Putting Energy on the Boardroom Table – Streamlined Energy & Carbon Reporting (SECR)
When we look at the energy legislation landscape for the UK, we can see its history is not that old. In the last ten to twenty years, we have seen some of the most important legislation come into force and will soon see some of it abolished.
A consultation in March 2016 set out the road to abolishing the Carbon Reduction Commitment (CRC) and it is currently in its last phase, ending in 2019. With this, the rates of Climate Change Levy are set to rise significantly come April 2019.
Alongside this, there was significant support for mandatory reporting to be continued. Because of this, the government also announced a consultation on a simplified reporting framework for introduction in April 2019.
The Department for Business, Energy & Industrial Strategy (BEIS) launched a public consultation, ‘Reforming the business energy efficiency tax landscape’, in 2015 and published the results in 2016. Since then they have continued to work with industry in furthering the development of this framework. BEIS gave presentations at various events including EMEX and in November 2017, it held a Streamlined Energy & Carbon Reporting (SECR) launch event. From there it held further events at its head office. The consultation closed on 4th January 2018.
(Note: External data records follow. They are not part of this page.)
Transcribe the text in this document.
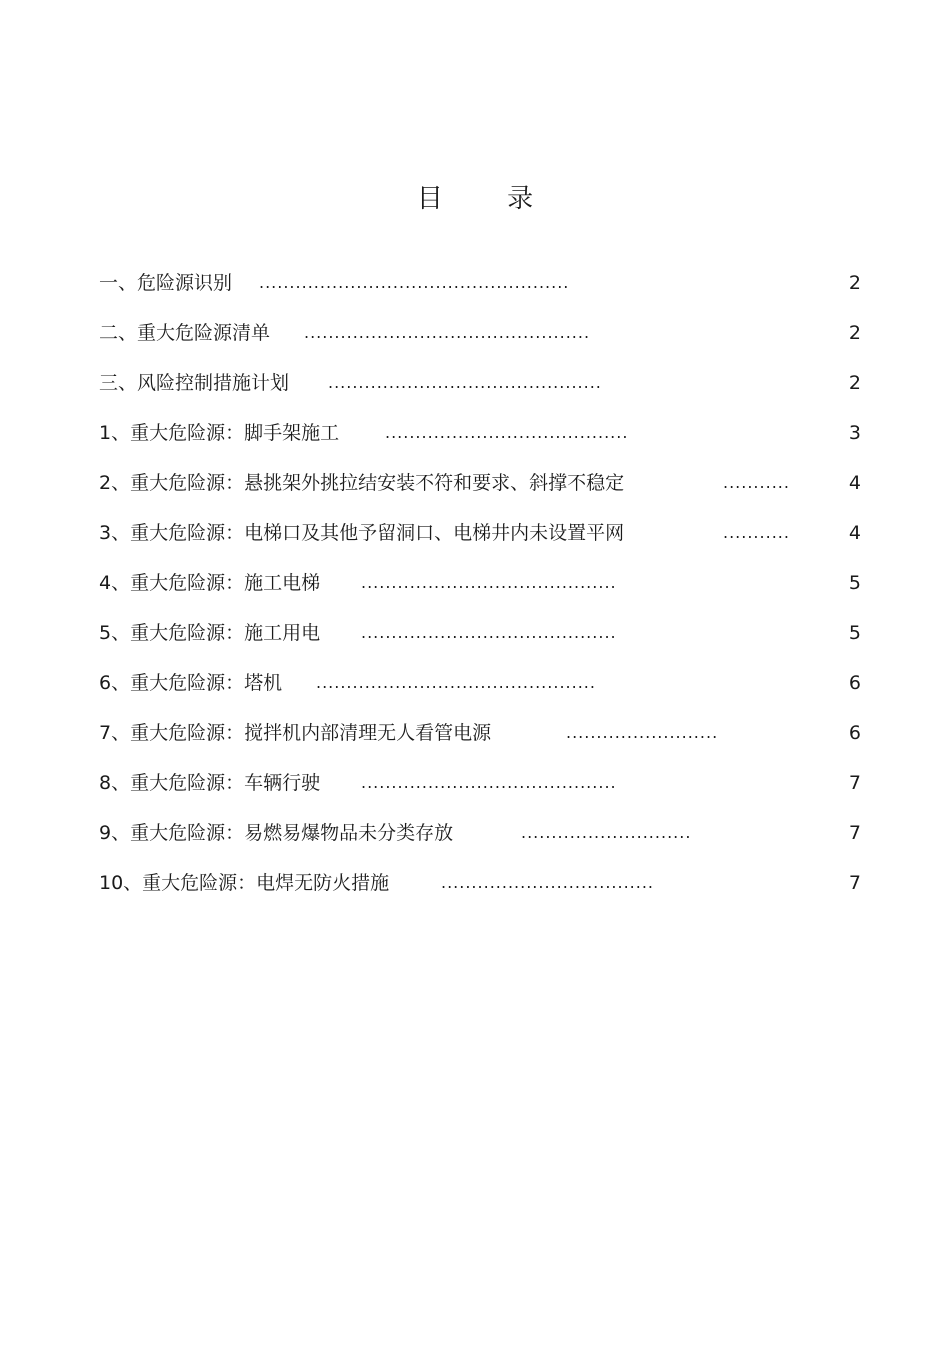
目 录
一、危险源识别 ...................................................	2
二、重大危险源清单 ...............................................	2
三、风险控制措施计划 .............................................	2
1、重大危险源：脚手架施工	........................................	3
2、重大危险源：悬挑架外挑拉结安装不符和要求、斜撑不稳定	...........	4
3、重大危险源：电梯口及其他予留洞口、电梯井内未设置平网	...........	4
4、重大危险源：施工电梯	..........................................	5
5、重大危险源：施工用电	..........................................	5
6、重大危险源：塔机 ..............................................	6
7、重大危险源：搅拌机内部清理无人看管电源	.........................	6
8、重大危险源：车辆行驶	..........................................	7
9、重大危险源：易燃易爆物品未分类存放	............................	7
10、重大危险源：电焊无防火措施	...................................	7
In July 2018, they released their government proposal responses introducing Streamlined Energy & Carbon Reporting or SECR for short. They found with CRC ending, CCL rates increasing and SECR being introduced, there is a net societal benefit of £698 million.
The first question everyone will want to know is; does this apply to my organisation?
SECR will apply to all quoted companies and large incorporated unquoted companies with at least 250 staff or an annual turnover greater than £36m, and an annual balance sheet total greater than £18m. This has been chosen based on the responses from the consultation and is taken from the Companies Act 2006. This will be via voluntary electronic reporting but may be changed in the future.
Limited Liability Partnerships (LLPs) are required to include SECR information in their annual reports.
SECR will be delivered through annual reports. However, UK subsidiaries that qualify for SECR will not be required to report where they are covered by a parent group report. But they can report voluntarily if they wish. Subsidiaries with parent companies outside the UK will have to report.
SECR will be applied throughout the UK. This falls in line with other reporting mechanisms currently in place. This also makes it easier to manage across the board and gives a universal framework for everyone to work within.
SECR will have exemptions. If a company falls within the scope of SECR, but is a low energy user, it will not have to disclose their SECR information if they can confirm they used 40,000kWh or less in the last 12 month period.
Quoted companies already disclose Scope 1 & 2 GHG Emissions and an intensity metric in their annual reports and should, where practical, report on global energy use.
Unquoted companies will be required, where practical, to report their UK energy use and associated Scope 1 & 2 GHG Emissions as well as an intensity metric. Energy use within the scope, as a minimum, should include electricity, gas and transport with transport defined as road, rail, air and shipping.
SECR will require companies within the scope to provide commentary on energy efficiency actions taken in the financial year.
In summary, this truly puts energy on the boardroom table. Many companies think it is a fixed cost, but it is not. This will change the way companies think about energy.